I was reading the Monty Hall problem to discuss it with a friend.
The problem is defined as:
Suppose you're on a game show, and you're given the choice of three doors: Behind one door is a car; behind the others, goats. You pick a door, say No. 1, and the host, who knows what's behind the doors, opens another door, say No. 3, which has a goat. He then says to you, "Do you want to pick door No. 2?" Is it to your advantage to switch your choice?
And a whole documentation about this problem is available (for instance) here: Wikipedia: Monty Hall problem
When discussing it with my friend, the sentence "You pick a door, and the host opens another door" caused a conflict between us because my friend (who speaks English and is in the US) told me that this means that the host opens the initial door and another one since, the action consists in "opening another" which means it applies to the initial and another one.
My understanding of this sentence is " what is opened ?" -> another door. How is defined "another door" -> it is a door different than the initial one. So what is opened ? a door different than the first one.
Thus my understanding is that after I chose a door, the host opens a single one, that is different than mine (thus the second or third in the problem situation).

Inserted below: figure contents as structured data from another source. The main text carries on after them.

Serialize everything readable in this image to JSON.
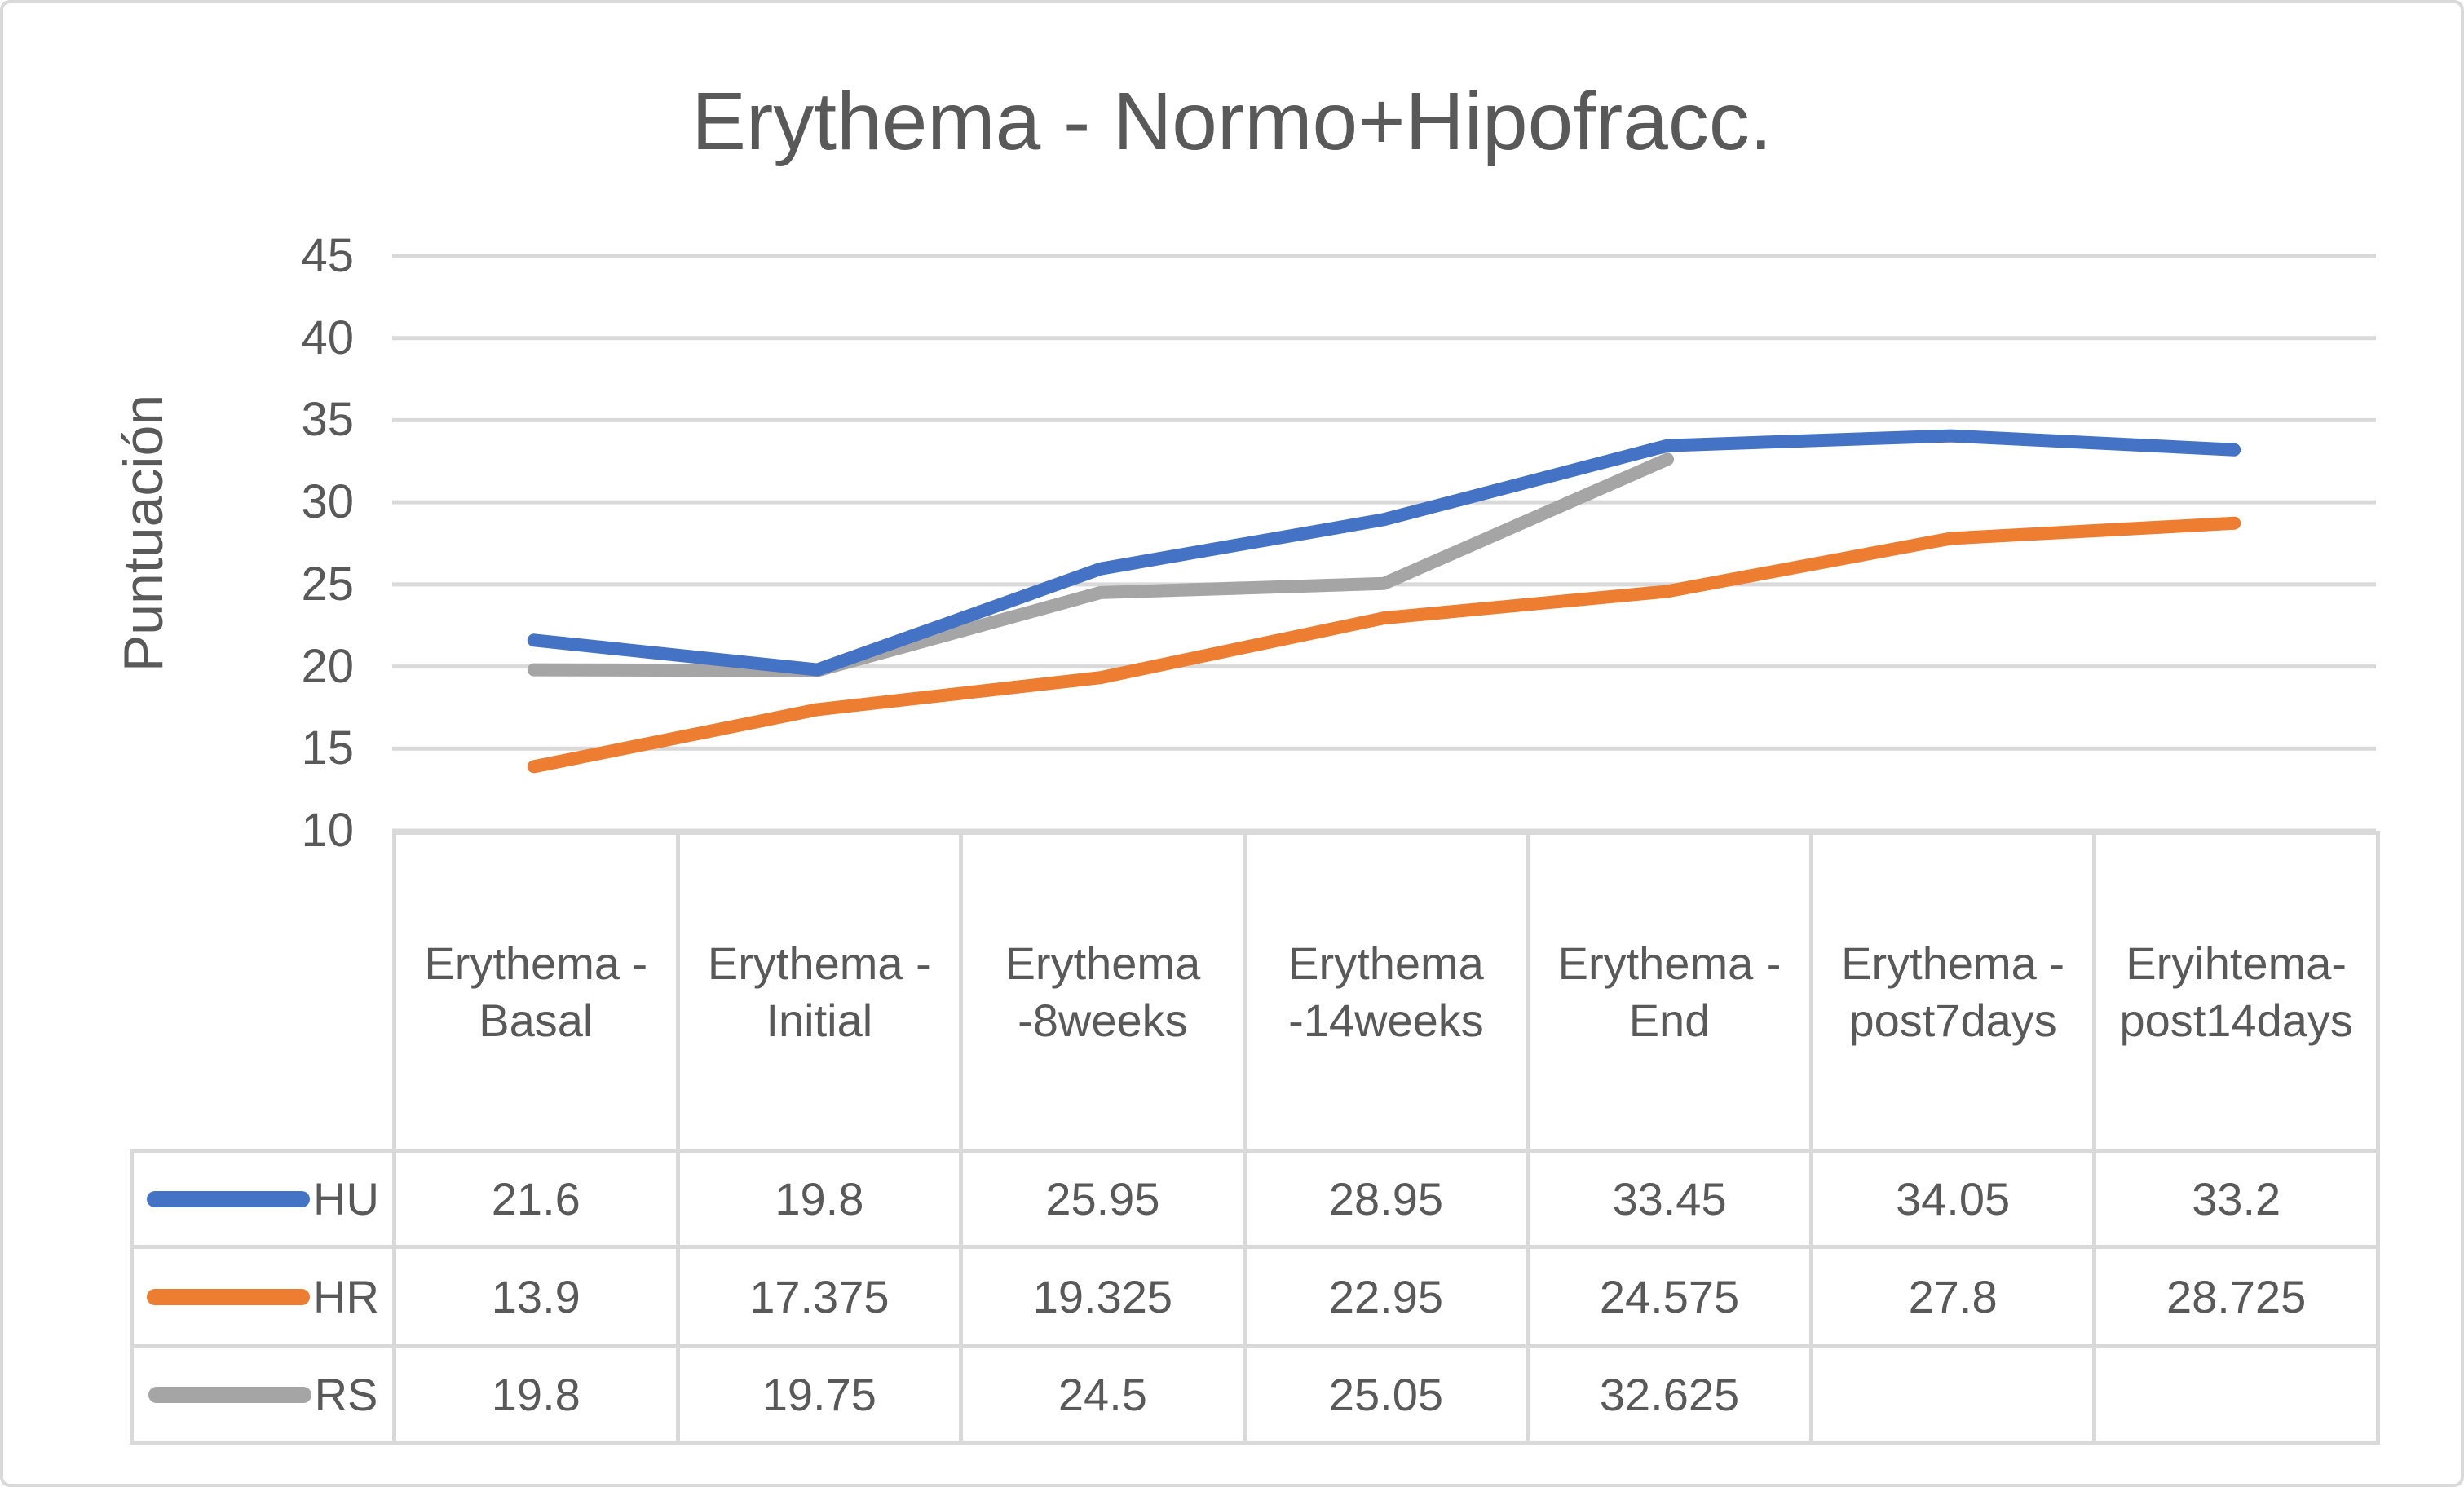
{
  "chart_data": {
    "type": "line",
    "title": "Erythema - Normo+Hipofracc.",
    "ylabel": "Puntuación",
    "xlabel": "",
    "ylim": [
      10,
      45
    ],
    "ytick_step": 5,
    "yticks": [
      45,
      40,
      35,
      30,
      25,
      20,
      15,
      10
    ],
    "grid": "horizontal-major",
    "grid_on": true,
    "legend_position": "left-column-of-data-table",
    "categories": [
      "Erythema -Basal",
      "Erythema -Initial",
      "Erythema -8weeks",
      "Erythema -14weeks",
      "Erythema -End",
      "Erythema - post7days",
      "Eryihtema-post14days"
    ],
    "series": [
      {
        "name": "HU",
        "color": "#4472C4",
        "values": [
          21.6,
          19.8,
          25.95,
          28.95,
          33.45,
          34.05,
          33.2
        ]
      },
      {
        "name": "HR",
        "color": "#ED7D31",
        "values": [
          13.9,
          17.375,
          19.325,
          22.95,
          24.575,
          27.8,
          28.725
        ]
      },
      {
        "name": "RS",
        "color": "#A5A5A5",
        "values": [
          19.8,
          19.75,
          24.5,
          25.05,
          32.625,
          null,
          null
        ]
      }
    ],
    "colors": {
      "gridline": "#D9D9D9",
      "table_border": "#D9D9D9",
      "text": "#595959",
      "background": "#FFFFFF"
    }
  }
}
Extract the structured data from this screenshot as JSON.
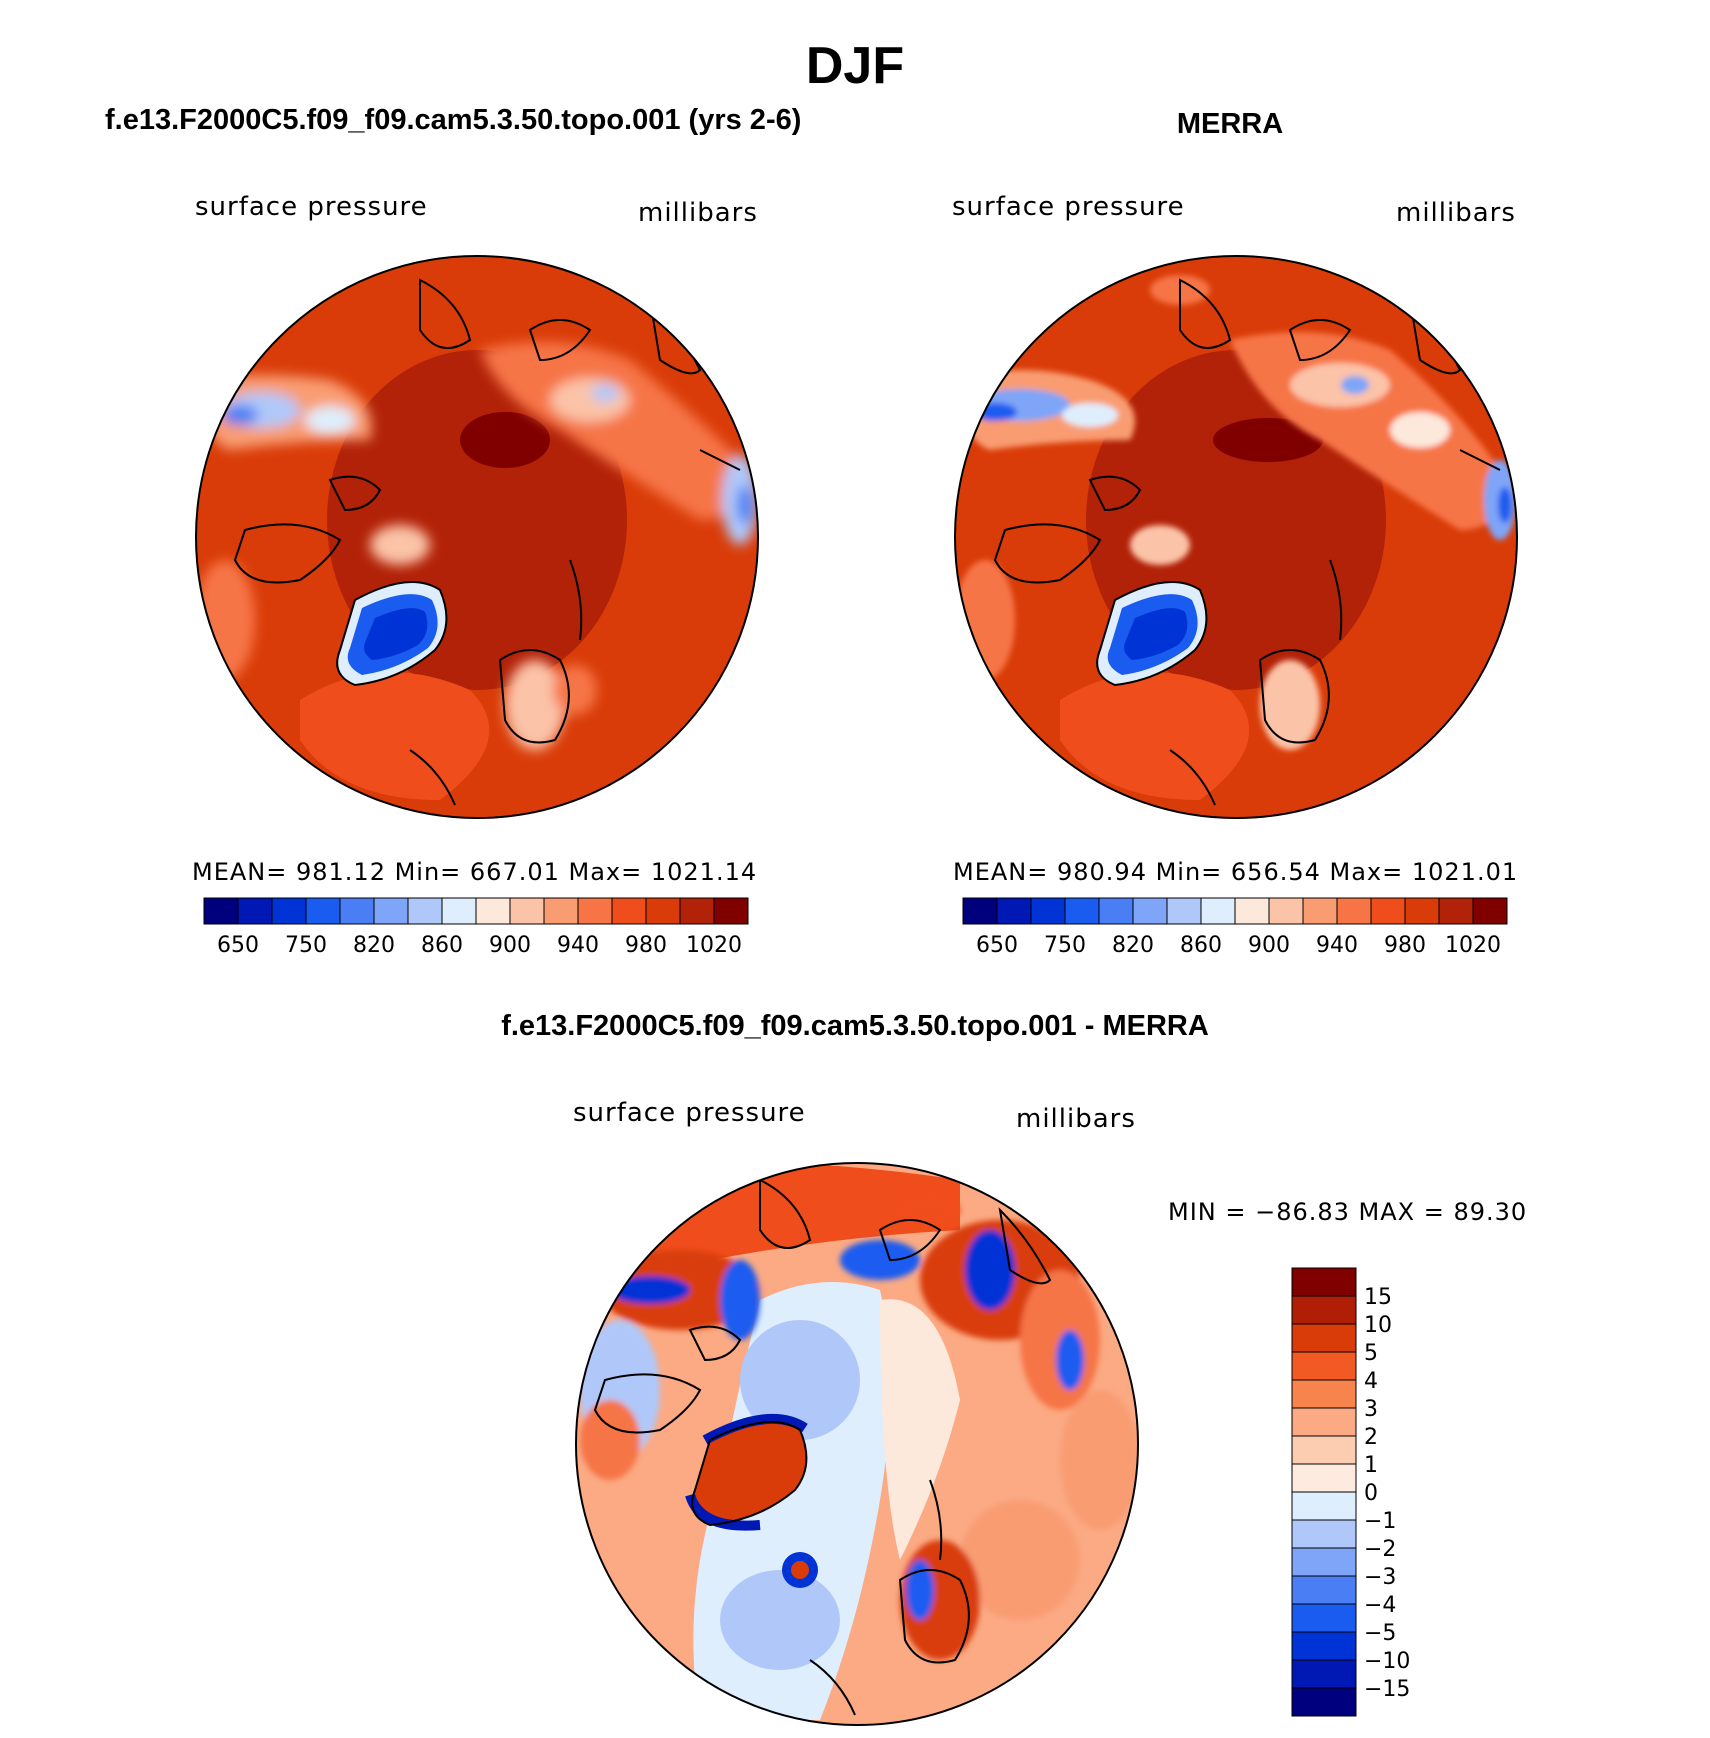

My friend tells me that my reasoning is incorrect because is not how English works (and she tells me she knows this better since I am not a native English speaker). However since, I know this logical problem pretty well, I was quite confident with my understanding and look for a strong grammatical/syntaxic/semantic/linguistic/morphologic/etc... arguments/proof that could provide a definitive understanding of this and that I could share with my friend and definitively convince them.